Michaël Levinas a été l’un des pionniers de l’aventure spectrale, quand avec Tristan Murail, Gérard Grisey, Roger Tessier et Hugues Dufourt il fonde l’ensemble L’Itinéraire. Le timbre, le cœur vivant du son, devient alors leur terrain de jeu – une préoccupation qui va rapidement les distinguer de leurs aînés habités par les grandes structures de la pensée sérielle, avant de faire école.
 

Michaël Levinas © henry-lemoine.com

On ne pouvait célébrer les soixante-dix ans de Michaël Levinas sans remonter aux sources de cette révolution esthétique. Le concert s’ouvre ainsi sur les Études sur un piano espace, jouées par Trami Nguyen. Dans cette pièce de 1977 qu’avait créée le compositeur, révisée en 2010 en utilisant les outils électroniques de son temps, les paramètres du son du piano sont auscultés, créant cet effet de grossissement de l’infiniment petit qui est l’une des marques de la musique spectrale. Autre clin d’œil aux origines du spectralisme : D’eau et de pierre, grande pièce pour deux ensembles de Gérard Grisey (1946-1998), qui n’avait jamais été reprise en France depuis sa création en 1972. Nous sommes alors au surgissement même de ce qui deviendra la musique spectrale. À Darmstadt, Karlheinz Stockhausen prononce ce même été une leçon autour de son œuvre Stimmung. Pour Michaël Levinas et Gérard Grisey, qui y assistent, ce sera un événement fondateur. D’eau et de pierre en témoigne avec ses deux formes sonores antinomiques qui s’observent, se figent et s’éclatent l’une l’autre : un continuum statique, harmonique tenu par L’Itinéraire, un discours rugueux, parcellaire porté par Le Balcon. Si aujourd’hui, l’aspect un peu manichéen de l’œuvre peut prêter à sourire, la poésie sonore qui en émane valide pleinement les géniales intuitions des compositeurs spectraux.
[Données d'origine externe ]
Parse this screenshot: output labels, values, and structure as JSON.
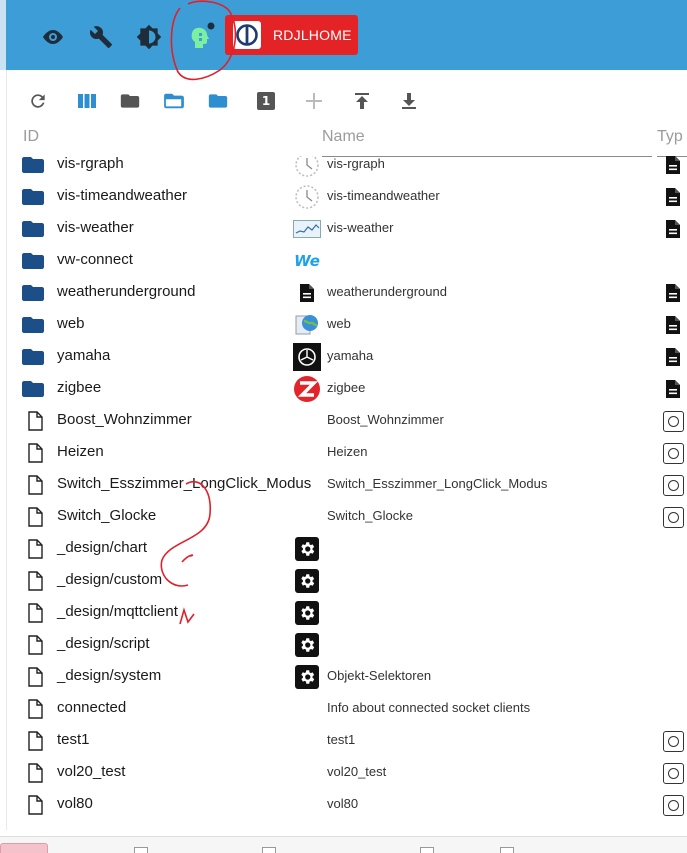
{
  "appbar": {
    "icons": [
      "eye-icon",
      "wrench-icon",
      "brightness-icon",
      "expert-mode-icon"
    ],
    "brand_label": "RDJLHOME"
  },
  "toolbar": {
    "icons": [
      "refresh-icon",
      "columns-icon",
      "folder-icon",
      "folder-open-icon",
      "folder-blue-icon",
      "number-badge-icon",
      "add-icon",
      "upload-icon",
      "download-icon"
    ],
    "badge_value": "1"
  },
  "columns": {
    "id": "ID",
    "name": "Name",
    "type": "Typ"
  },
  "rows": [
    {
      "id": "vis-rgraph",
      "name": "vis-rgraph",
      "kind": "folder",
      "name_icon": "clock-icon",
      "type_icon": "document-icon"
    },
    {
      "id": "vis-timeandweather",
      "name": "vis-timeandweather",
      "kind": "folder",
      "name_icon": "clock-icon",
      "type_icon": "document-icon"
    },
    {
      "id": "vis-weather",
      "name": "vis-weather",
      "kind": "folder",
      "name_icon": "weather-chart-icon",
      "type_icon": "document-icon"
    },
    {
      "id": "vw-connect",
      "name": "",
      "kind": "folder",
      "name_icon": "vw-logo-icon",
      "name_icon_text": "We",
      "type_icon": ""
    },
    {
      "id": "weatherunderground",
      "name": "weatherunderground",
      "kind": "folder",
      "name_icon": "document-icon",
      "type_icon": "document-icon"
    },
    {
      "id": "web",
      "name": "web",
      "kind": "folder",
      "name_icon": "globe-icon",
      "type_icon": "document-icon"
    },
    {
      "id": "yamaha",
      "name": "yamaha",
      "kind": "folder",
      "name_icon": "yamaha-logo-icon",
      "type_icon": "document-icon"
    },
    {
      "id": "zigbee",
      "name": "zigbee",
      "kind": "folder",
      "name_icon": "zigbee-logo-icon",
      "type_icon": "document-icon"
    },
    {
      "id": "Boost_Wohnzimmer",
      "name": "Boost_Wohnzimmer",
      "kind": "file",
      "name_icon": "",
      "type_icon": "state-icon"
    },
    {
      "id": "Heizen",
      "name": "Heizen",
      "kind": "file",
      "name_icon": "",
      "type_icon": "state-icon"
    },
    {
      "id": "Switch_Esszimmer_LongClick_Modus",
      "name": "Switch_Esszimmer_LongClick_Modus",
      "kind": "file",
      "name_icon": "",
      "type_icon": "state-icon"
    },
    {
      "id": "Switch_Glocke",
      "name": "Switch_Glocke",
      "kind": "file",
      "name_icon": "",
      "type_icon": "state-icon"
    },
    {
      "id": "_design/chart",
      "name": "",
      "kind": "file",
      "name_icon": "gear-icon",
      "type_icon": ""
    },
    {
      "id": "_design/custom",
      "name": "",
      "kind": "file",
      "name_icon": "gear-icon",
      "type_icon": ""
    },
    {
      "id": "_design/mqttclient",
      "name": "",
      "kind": "file",
      "name_icon": "gear-icon",
      "type_icon": ""
    },
    {
      "id": "_design/script",
      "name": "",
      "kind": "file",
      "name_icon": "gear-icon",
      "type_icon": ""
    },
    {
      "id": "_design/system",
      "name": "Objekt-Selektoren",
      "kind": "file",
      "name_icon": "gear-icon",
      "type_icon": ""
    },
    {
      "id": "connected",
      "name": "Info about connected socket clients",
      "kind": "file",
      "name_icon": "",
      "type_icon": ""
    },
    {
      "id": "test1",
      "name": "test1",
      "kind": "file",
      "name_icon": "",
      "type_icon": "state-icon"
    },
    {
      "id": "vol20_test",
      "name": "vol20_test",
      "kind": "file",
      "name_icon": "",
      "type_icon": "state-icon"
    },
    {
      "id": "vol80",
      "name": "vol80",
      "kind": "file",
      "name_icon": "",
      "type_icon": "state-icon"
    }
  ],
  "colors": {
    "appbar": "#3d9ed7",
    "brand": "#e42326",
    "folder": "#1c4f88",
    "toolbar_icon": "#2e8ed0",
    "annotation": "#e0202a"
  }
}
Il faut dire que Maxime Pascal (photo), jonglant avec les deux ensembles, en restitue toute la force.
 
Deux pages plus récentes de Michaël Levinas retraçaient ensuite l’évolution des recherches du compositeur qui, sans aucunement abandonner les espaces ouverts dans les années soixante-dix, y a associé une profonde réflexion sur la vocalité : ses ouvrages lyriques – depuis La Conférence des oiseaux jusqu’à La Métamorphose et Le Petit Prince – portent ainsi la signature d’une écriture très attachée aux inflexions, aux désinences de la ligne vocale, du parlé comme du chanté. Le Poème battu (2009), application presque directe des « mots prenant corps » de Ghérasim Luca, est comme un pendant vocal – un « corps espace » – du « piano espace » entendu en ouverture, la véhémence en plus (le baryton Mathieu Dubroca prend son texte à bras-le-corps. Purement instrumental, Préfixes (1991, ici présenté dans une nouvelle version), est cependant porteur d’une dramaturgie, par une réinvention dissimulée du langage. C’est finalement là ce qui pourrait être une définition de l’œuvre de Michaël Levinas : une musique en attente du verbe.
 
Jean-Guillaume Lebrun

Paris, La Scala-Paris, 15 avril 2019.